Commençons par le début. De quoi ça parle les mathématiques ?
A.R. : On reproche souvent aux mathématiques de ne pas parler de « la vraie vie » et de ne « servir à rien ». Ce qui est un comble à notre époque où tous les objets ultra sophistiqués que nous utilisons tous les jours sont « plein de maths ». Pour autant, donner à un élève de troisième très ancré dans le réel, le pratique, une réponse satisfaisante et simple à la question « c’est quoi une fonction et à quoi ça va me servir concrètement ? » est un vrai défi...
Il y a aussi des êtres humains derrière les mathématiques, on n’en parle pas ou peu. Peut-être faudrait-il enseigner les mathématiques dans une perspective historique : pourquoi, à un moment donné, les humains se sont-ils posé ces questions ? Comment les mathématiques leur ont-elles apporté des réponses, et ont-elles soulevé de nouvelles questions ? En effet, les mathématiques, ça parle des hommes, de l’histoire des hommes. Ce ne sont pas des problématiques extérieures à l’humanité.

Mais les mathématiques ça parle aussi de soi, des processus qu’on met en place pour résoudre un problème, de la façon d’aborder une situation inhabituelle, etc.

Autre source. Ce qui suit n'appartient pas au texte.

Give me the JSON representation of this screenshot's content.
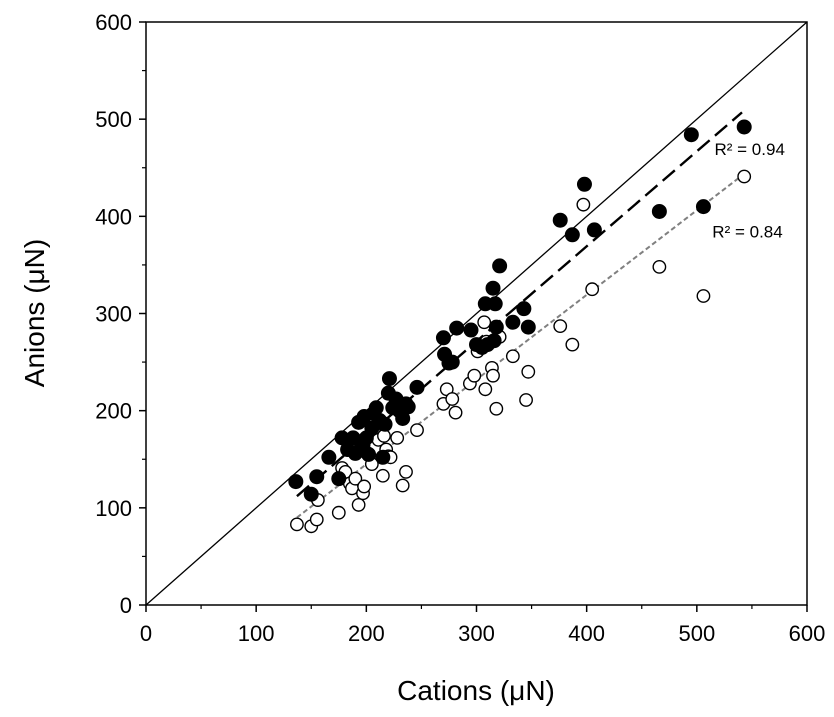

Les mathématiques, c’est l’art de se poser des questions. Faire des mathématiques développe le sens critique et la curiosité.
Le monde mathématique c’est aussi un monde dans lequel on est créateur, on fabrique des objets, on les manipule, on invente de nouvelles combinaisons, de nouveaux liens... Par exemple, étudier des fonctions permet de résoudre des problèmes géométriques.

*

Que pensez-vous de l’enseignement des mathématiques à l’école, au collège, au lycée à l’heure actuelle ?
A.R. : Pour rendre les mathématiques accessibles, on les a malheureusement vidées de leur sens. Les horaires et les programmes se réduisent sans cesse. L’enseignement des mathématiques ressemble parfois à une accumulation de techniques. Le blocage viendrait-il venir du sentiment de l’élève « qu’on se moque de lui » ? Les mathématiques, c’est l’art de se poser des questions, mais quel élève le définirait comme ça ?

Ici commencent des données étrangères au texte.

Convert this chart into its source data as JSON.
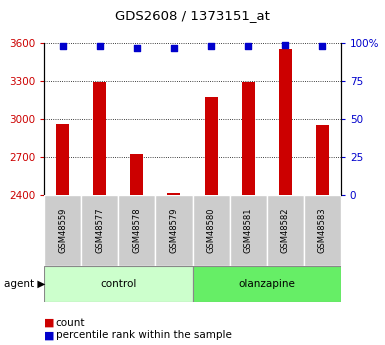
{
  "title": "GDS2608 / 1373151_at",
  "samples": [
    "GSM48559",
    "GSM48577",
    "GSM48578",
    "GSM48579",
    "GSM48580",
    "GSM48581",
    "GSM48582",
    "GSM48583"
  ],
  "counts": [
    2960,
    3290,
    2720,
    2415,
    3175,
    3295,
    3555,
    2950
  ],
  "percentiles": [
    98,
    98,
    97,
    97,
    98,
    98,
    99,
    98
  ],
  "groups": [
    "control",
    "control",
    "control",
    "control",
    "olanzapine",
    "olanzapine",
    "olanzapine",
    "olanzapine"
  ],
  "group_colors": {
    "control": "#ccffcc",
    "olanzapine": "#66ee66"
  },
  "bar_color": "#cc0000",
  "percentile_color": "#0000cc",
  "ylim_left": [
    2400,
    3600
  ],
  "ylim_right": [
    0,
    100
  ],
  "yticks_left": [
    2400,
    2700,
    3000,
    3300,
    3600
  ],
  "yticks_right": [
    0,
    25,
    50,
    75,
    100
  ],
  "grid_color": "black",
  "left_tick_color": "#cc0000",
  "right_tick_color": "#0000cc",
  "tick_label_area_color": "#cccccc",
  "agent_label": "agent",
  "agent_arrow": "▶",
  "bar_width": 0.35
}
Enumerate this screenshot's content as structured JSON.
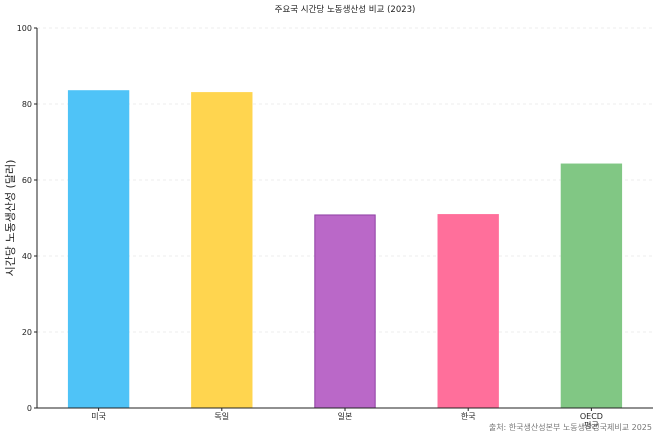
{
  "chart_data": {
    "type": "bar",
    "title": "주요국 시간당 노동생산성 비교 (2023)",
    "xlabel": "",
    "ylabel": "시간당 노동생산성 (달러)",
    "ylim": [
      0,
      100
    ],
    "yticks": [
      0,
      20,
      40,
      60,
      80,
      100
    ],
    "categories": [
      "미국",
      "독일",
      "일본",
      "한국",
      "OECD\n평균"
    ],
    "values": [
      83.5,
      83.0,
      50.8,
      50.9,
      64.2
    ],
    "colors": [
      "#4fc3f7",
      "#ffd54f",
      "#ba68c8",
      "#ff6f9b",
      "#81c784"
    ],
    "edge_colors": [
      "#4fc3f7",
      "#ffd54f",
      "#8e3fa3",
      "#ff6f9b",
      "#81c784"
    ],
    "grid": true,
    "source": "출처: 한국생산성본부 노동생산성국제비교 2025"
  }
}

On lui apprend des recettes et on lui demande de reproduire « le raisonnement de la prof », s’il comprend tant mieux, mais ce n’est pas une obligation. Par exemple « on fait passer » un nombre « de l’autre côté » du signe égal (à côté ou « en dessous ») ? Une sorte de tour de passe-passe.

Pour avoir une forme d’efficacité, on apprend à l’élève à acquérir des réflexes, de recettes. Chaque exercice lui semble différent du précédent, et il pense que « s’il n’a pas fait l’exercice en classe, il ne pourra pas le faire le jour du contrôle ».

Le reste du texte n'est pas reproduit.